Plaintive, bitter epiphanies, like these are far removed from the sort anthemic cries that once filled Springsteen's music, but then these are not times for anthems. These are times for lamentations, for measuring how much of the American promise has been broken or abandoned and how much of our future is transfigured into a vista of ruin. These are pitiless times.

The Ghost of Tom Joad is Springsteen's response to this state of affairs. Maybe even his return to arms. In any event, this is his first overtly social statement since Born in the U.S.A.. The atmosphere created is as merciless in its own way as the world the lyrics describe, and you will have to meet or reject that atmosphere on your own terms. I'm convinced it's Springsteen's best album in ten years, and I also think it's among the bravest work that anyone has given us this decade. Tom Joad bears an obvious kinship with Spingsteen's 1982 masterwork, Nebraska. The musical backing is largely acoustic, and the sense of language and storytelling owes much to the Depression-era sensibility of Woody Guthrie. The stories are told bluntly and sparsely, and the poetry is broken and colloquial — like the speech of a man telling the stories he feels compelled to tell if only to try to be free of them. On Tom Joad, there are few escapes and almost no musical relief from the numbing circumstances of the characters' lives. You could almost say that the music gets caught in meandering motions or drifts into circles that never break. The effect is brilliant and lovely; there's something almost lulling in the music's blend of acoustic arpeggios and moody keyboard textures, something that lures you into the melodies' dark dreaminess and loose mellifluence. But makes no mistake — what you are being drawn into are scenarios of hell. American hell.

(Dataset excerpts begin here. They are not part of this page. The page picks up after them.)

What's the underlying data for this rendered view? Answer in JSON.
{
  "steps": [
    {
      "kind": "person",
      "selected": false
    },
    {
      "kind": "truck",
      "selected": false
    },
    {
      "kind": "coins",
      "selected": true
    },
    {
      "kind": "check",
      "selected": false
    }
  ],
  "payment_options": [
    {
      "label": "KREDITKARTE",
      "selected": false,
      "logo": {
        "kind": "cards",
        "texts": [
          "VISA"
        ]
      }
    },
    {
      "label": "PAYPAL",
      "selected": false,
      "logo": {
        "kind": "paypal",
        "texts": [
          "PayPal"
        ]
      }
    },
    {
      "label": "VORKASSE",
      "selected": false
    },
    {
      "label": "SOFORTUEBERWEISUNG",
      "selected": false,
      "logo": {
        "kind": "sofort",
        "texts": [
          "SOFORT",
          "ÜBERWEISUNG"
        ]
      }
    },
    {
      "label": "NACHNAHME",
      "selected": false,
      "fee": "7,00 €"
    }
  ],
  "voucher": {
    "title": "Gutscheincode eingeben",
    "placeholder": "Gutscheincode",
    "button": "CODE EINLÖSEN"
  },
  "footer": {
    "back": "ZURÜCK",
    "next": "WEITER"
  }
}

On the title track, a man sits by a campfire under a bridge, not far from the endless railroad tracks. He is waiting on the ghost of Tom Joad, the hero of John Steinbeck's Grapes of Wrath. But hopes of salvation in the mid-1990s aren't really much more palpable that ghosts, and you understand that the man sitting and praying by the fire will wait a long time before his deliverance comes. On "Straight Times," an ex-con takes a job, marries and tries to live the sanctioned life. But the world's judgements are never far off (even his wife watches him carefully with their children) and he waits for the time when he will slip back into the violent breach that he sees as his destiny and only hope.

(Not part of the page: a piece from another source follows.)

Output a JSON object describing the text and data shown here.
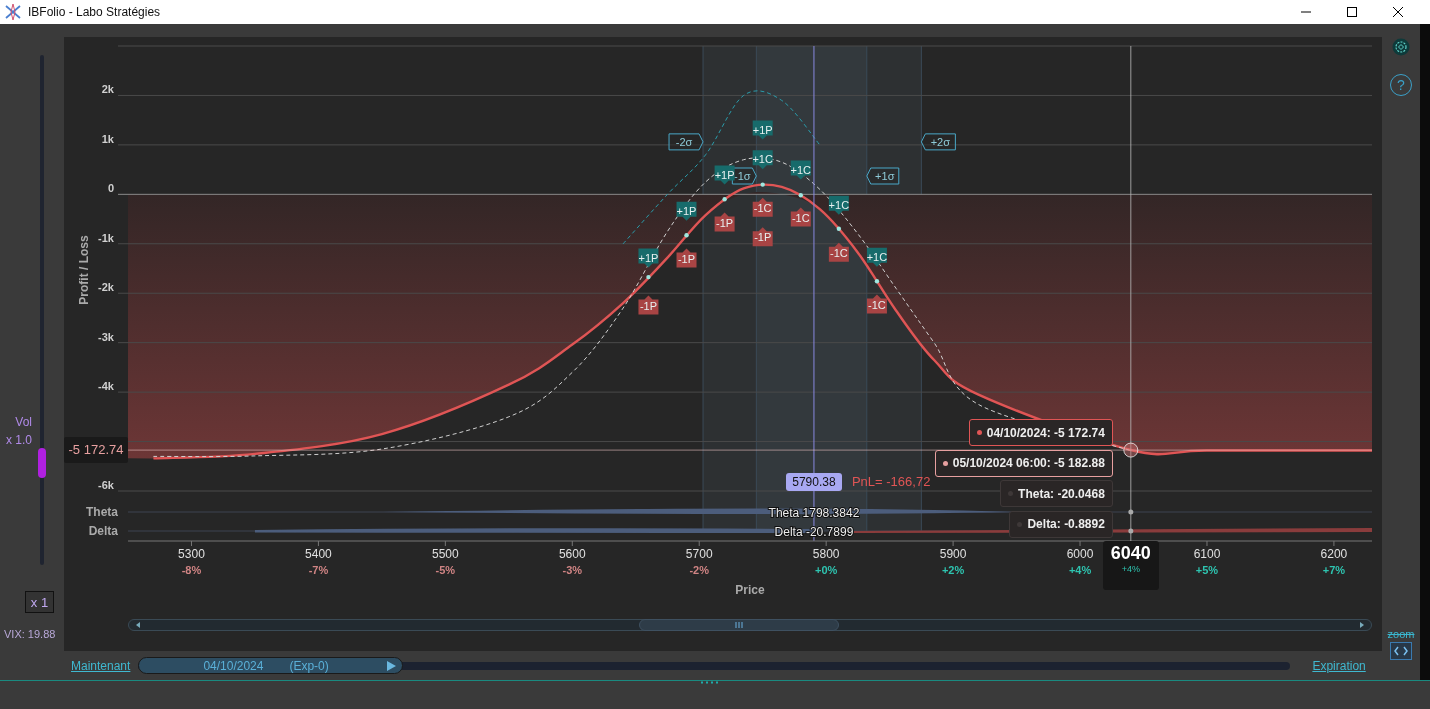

The most affecting stories here, though, are the ones that Springsteen tells about a handful of undocumented immigrants and their passage into Southern California's promised land. On "The Line" (an achingly beautiful song with a melody reminiscent of Bob Dylan's "Love Minus Zero/No Limit), "Sinaloa Cowboys" and "Balboa Park," Springsteen creates characters who come to their fates quickly without warning or drama. In one moment their "undocumented" lives are over, and the world takes no note of their passing or shot hopes.

By climbing into their hearts and minds, Springsteen has given voice to people who rarely have one in this culture. And giving voice to people who are typically denied expression in our other arts and media has always been one of rock & roll's most important virtues. As we move into the rough times and badlands that lie ahead, such acts will count for more than ever before.